Craig Paulson

BC Parks
In its 2016 plan , BC Parks expressed a commitment to accessibility to ensure the outdoor spaces can be enjoyed by people of all abilities. User-based experiences provide valuable perspectives that can inform the range of policies and approaches across all levels of government to support and improve accessibility. The social model of disability shifts the focus away from changing individuals (disabled visitors) in changing the organisation and practices of outdoor spaces  to enable greater accessibility.

In collaboration with SPARC BC, BC Parks conducted an Accessibility Survey of Parking Permit Program clients which was designed to gather insight into the different ways the people with disabilities use and experience the different parks and recreation areas across the Province. Over a 12-month period beginning in May 2017 there were more than 20,000 surveys to permit users across the Province sent. More than 1,900 people completed the survey.
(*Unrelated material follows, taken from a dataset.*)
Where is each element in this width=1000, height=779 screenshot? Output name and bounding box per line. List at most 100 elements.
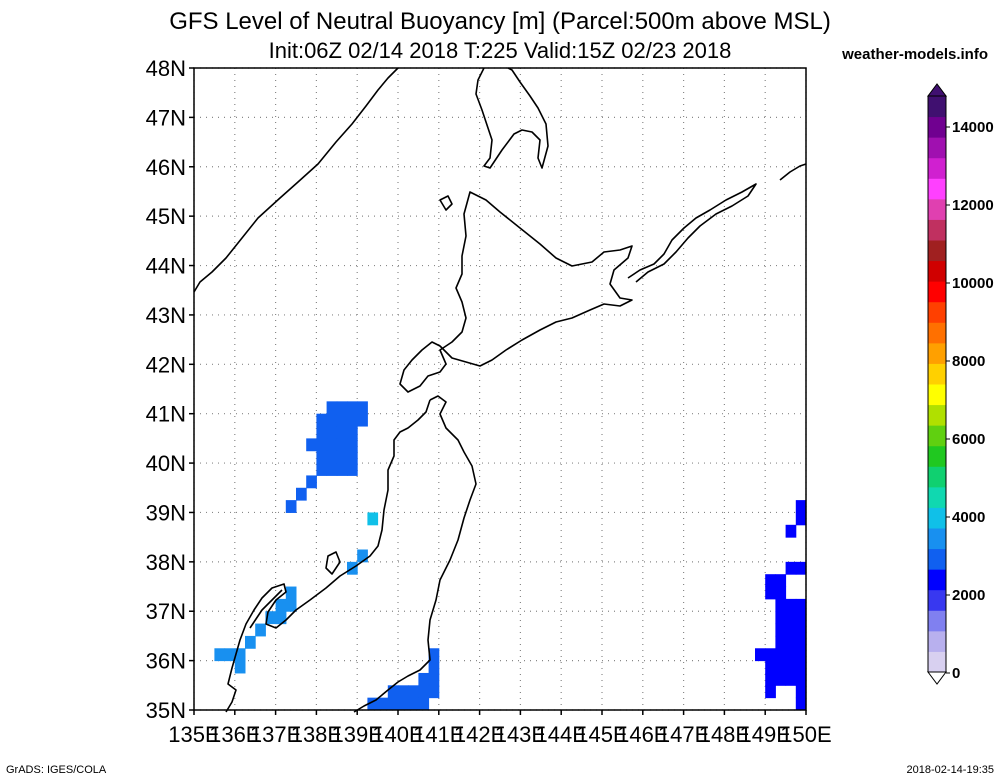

The survey consisted of both closed-ended and open-ended questions, including the questions about the frequency of visits to BC parks, the kind of activities that respondents are involved in when visiting a park, the main barriers to visiting parks, and a distance that respondents are willing to travel to visit a BC park.

Preliminary results of the survey suggest that a significant number of people with activity limitations have not visited a BC park in the last year. Among the most common barriers that participants encounter when trying to access a park are limited transportation options (14.9%), distance (12.2%), cost (13.1%) and inadequate facilities (9.7%).